Department of Microbiology, Faculty of Biological Sciences, Shahid Beheshti University, G.C., Tehran, Iran.
Lett Appl Microbiol. 2012 Apr;54(4):272-9. doi: 10.1111/j.1472-765X.2012.03203.x. Epub 2012 Jan 24.
To develop an optimized random amplified polymorphic DNA (RAPD) protocol for fingerprinting clinical isolates of Klebsiella pneumoniae.
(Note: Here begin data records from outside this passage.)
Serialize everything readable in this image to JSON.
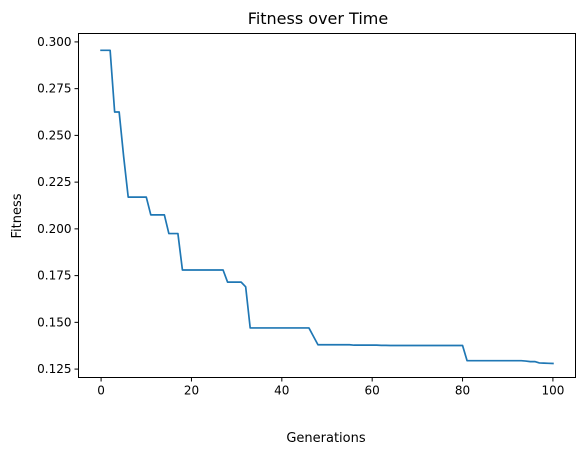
{
  "chart_data": {
    "type": "line",
    "title": "Fitness over Time",
    "xlabel": "Generations",
    "ylabel": "Fitness",
    "xlim": [
      -5,
      105
    ],
    "ylim": [
      0.1205,
      0.3045
    ],
    "x_ticks": [
      0,
      20,
      40,
      60,
      80,
      100
    ],
    "x_tick_labels": [
      "0",
      "20",
      "40",
      "60",
      "80",
      "100"
    ],
    "y_ticks": [
      0.125,
      0.15,
      0.175,
      0.2,
      0.225,
      0.25,
      0.275,
      0.3
    ],
    "y_tick_labels": [
      "0.125",
      "0.150",
      "0.175",
      "0.200",
      "0.225",
      "0.250",
      "0.275",
      "0.300"
    ],
    "grid": false,
    "series": [
      {
        "color": "#1f77b4",
        "x": [
          0,
          1,
          2,
          3,
          4,
          5,
          6,
          7,
          8,
          9,
          10,
          11,
          12,
          13,
          14,
          15,
          16,
          17,
          18,
          19,
          20,
          21,
          22,
          23,
          24,
          25,
          26,
          27,
          28,
          29,
          30,
          31,
          32,
          33,
          34,
          35,
          36,
          37,
          38,
          39,
          40,
          41,
          42,
          43,
          44,
          45,
          46,
          47,
          48,
          49,
          50,
          51,
          52,
          53,
          54,
          55,
          56,
          57,
          58,
          59,
          60,
          61,
          62,
          63,
          64,
          65,
          66,
          67,
          68,
          69,
          70,
          71,
          72,
          73,
          74,
          75,
          76,
          77,
          78,
          79,
          80,
          81,
          82,
          83,
          84,
          85,
          86,
          87,
          88,
          89,
          90,
          91,
          92,
          93,
          94,
          95,
          96,
          97,
          98,
          99,
          100
        ],
        "y": [
          0.2955,
          0.2955,
          0.2955,
          0.2625,
          0.2625,
          0.2385,
          0.217,
          0.217,
          0.217,
          0.217,
          0.217,
          0.2075,
          0.2075,
          0.2075,
          0.2075,
          0.1975,
          0.1975,
          0.1975,
          0.178,
          0.178,
          0.178,
          0.178,
          0.178,
          0.178,
          0.178,
          0.178,
          0.178,
          0.178,
          0.1715,
          0.1715,
          0.1715,
          0.1715,
          0.169,
          0.147,
          0.147,
          0.147,
          0.147,
          0.147,
          0.147,
          0.147,
          0.147,
          0.147,
          0.147,
          0.147,
          0.147,
          0.147,
          0.147,
          0.1425,
          0.138,
          0.138,
          0.138,
          0.138,
          0.138,
          0.138,
          0.138,
          0.138,
          0.1378,
          0.1378,
          0.1378,
          0.1378,
          0.1378,
          0.1378,
          0.1377,
          0.1377,
          0.1376,
          0.1376,
          0.1376,
          0.1376,
          0.1376,
          0.1376,
          0.1376,
          0.1376,
          0.1376,
          0.1376,
          0.1376,
          0.1376,
          0.1376,
          0.1376,
          0.1376,
          0.1376,
          0.1376,
          0.1295,
          0.1295,
          0.1295,
          0.1295,
          0.1295,
          0.1295,
          0.1295,
          0.1295,
          0.1295,
          0.1295,
          0.1295,
          0.1295,
          0.1295,
          0.1293,
          0.129,
          0.129,
          0.1283,
          0.1282,
          0.1281,
          0.128
        ]
      }
    ]
  }
}
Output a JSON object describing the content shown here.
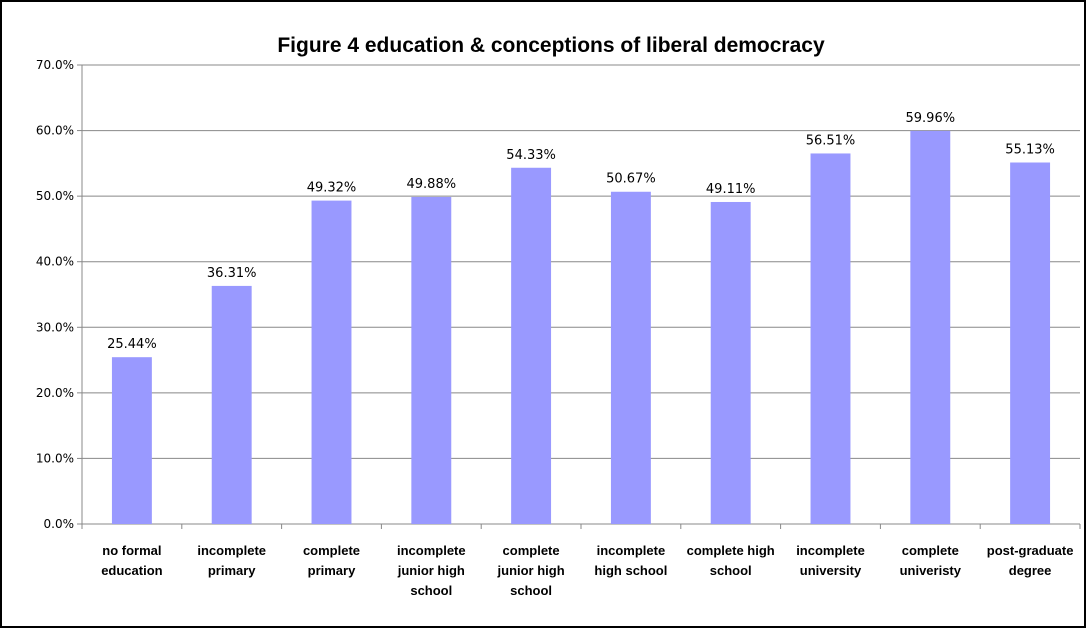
{
  "chart_data": {
    "type": "bar",
    "title": "Figure 4 education & conceptions of liberal democracy",
    "categories": [
      [
        "no formal",
        "education"
      ],
      [
        "incomplete",
        "primary"
      ],
      [
        "complete",
        "primary"
      ],
      [
        "incomplete",
        "junior high",
        "school"
      ],
      [
        "complete",
        "junior high",
        "school"
      ],
      [
        "incomplete",
        "high school"
      ],
      [
        "complete high",
        "school"
      ],
      [
        "incomplete",
        "university"
      ],
      [
        "complete",
        "univeristy"
      ],
      [
        "post-graduate",
        "degree"
      ]
    ],
    "values": [
      25.44,
      36.31,
      49.32,
      49.88,
      54.33,
      50.67,
      49.11,
      56.51,
      59.96,
      55.13
    ],
    "data_labels": [
      "25.44%",
      "36.31%",
      "49.32%",
      "49.88%",
      "54.33%",
      "50.67%",
      "49.11%",
      "56.51%",
      "59.96%",
      "55.13%"
    ],
    "ylim": [
      0,
      70
    ],
    "yticks": [
      0,
      10,
      20,
      30,
      40,
      50,
      60,
      70
    ],
    "ytick_labels": [
      "0.0%",
      "10.0%",
      "20.0%",
      "30.0%",
      "40.0%",
      "50.0%",
      "60.0%",
      "70.0%"
    ],
    "grid": true,
    "legend": "none",
    "bar_color": "#9999ff",
    "xlabel": "",
    "ylabel": ""
  }
}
Employing factorial design of experiments, repeatable amplification patterns were obtained for 54 nosocomial isolates using 1 μmol 1(-1) primer, 4 mmol 1(-1) MgCl(2), 0·4 mmol 1(-1) dNTPs, 2·5 U Taq DNA polymerase and 90 ng DNA template in a total volume of 25 μl. The optimum thermocycling program was: initial denaturation at 94°C for 4 min followed by 50 cycles of 1 min at 94°C, 2 min at 34°C, 2 min at 72°C and a final extension at 72°C for 10 min. The optimized RAPD protocol was highly discriminatory (Simpson's diversity index, 0·982), and all isolates were typable with repeatable patterns (Pearson's similarity coefficient ≈ 100%). Seven main clusters were obtained on a similarity level of 70% and 32 distinct clusters on a similarity level of 85%, reflecting the heterogeneity of the isolates.
Systematic optimization of RAPD generated reliable DNA fingerprints for nosocomial isolates of K. pneumoniae.
This is the first report on RAPD optimization based on factorial design of experiments for discrimination of K. pneumoniae.
开发一种优化的随机扩增多态性 DNA(RAPD)技术,用于对临床分离的肺炎克雷伯菌进行指纹图谱分析。
采用实验因子设计,使用 1μmol 1(-1)引物、4mmol 1(-1)MgCl(2)、0·4mmol 1(-1)dNTPs、2·5UTaqDNA 聚合酶和 90ngDNA 模板,在 25μl 总体积中,可获得 54 株医院分离株的可重复扩增图谱。最佳的热循环方案为:94°C 初始变性 4min,然后进行 50 个循环,每个循环包括 1min94°C、2min34°C、2min72°C 和最后的延伸在 72°C 持续 10min。优化的 RAPD 方案具有高度的分辨力(辛普森多样性指数为 0·982),所有分离株都具有可重复的图谱(皮尔逊相似系数≈100%)。在相似度为 70%的水平上获得了 7 个主要聚类,在相似度为 85%的水平上获得了 32 个独特聚类,反映了分离株的异质性。
系统优化的 RAPD 为医院分离的肺炎克雷伯菌产生了可靠的 DNA 指纹图谱。
这是首次基于实验因子设计报道 RAPD 优化用于肺炎克雷伯菌的鉴别。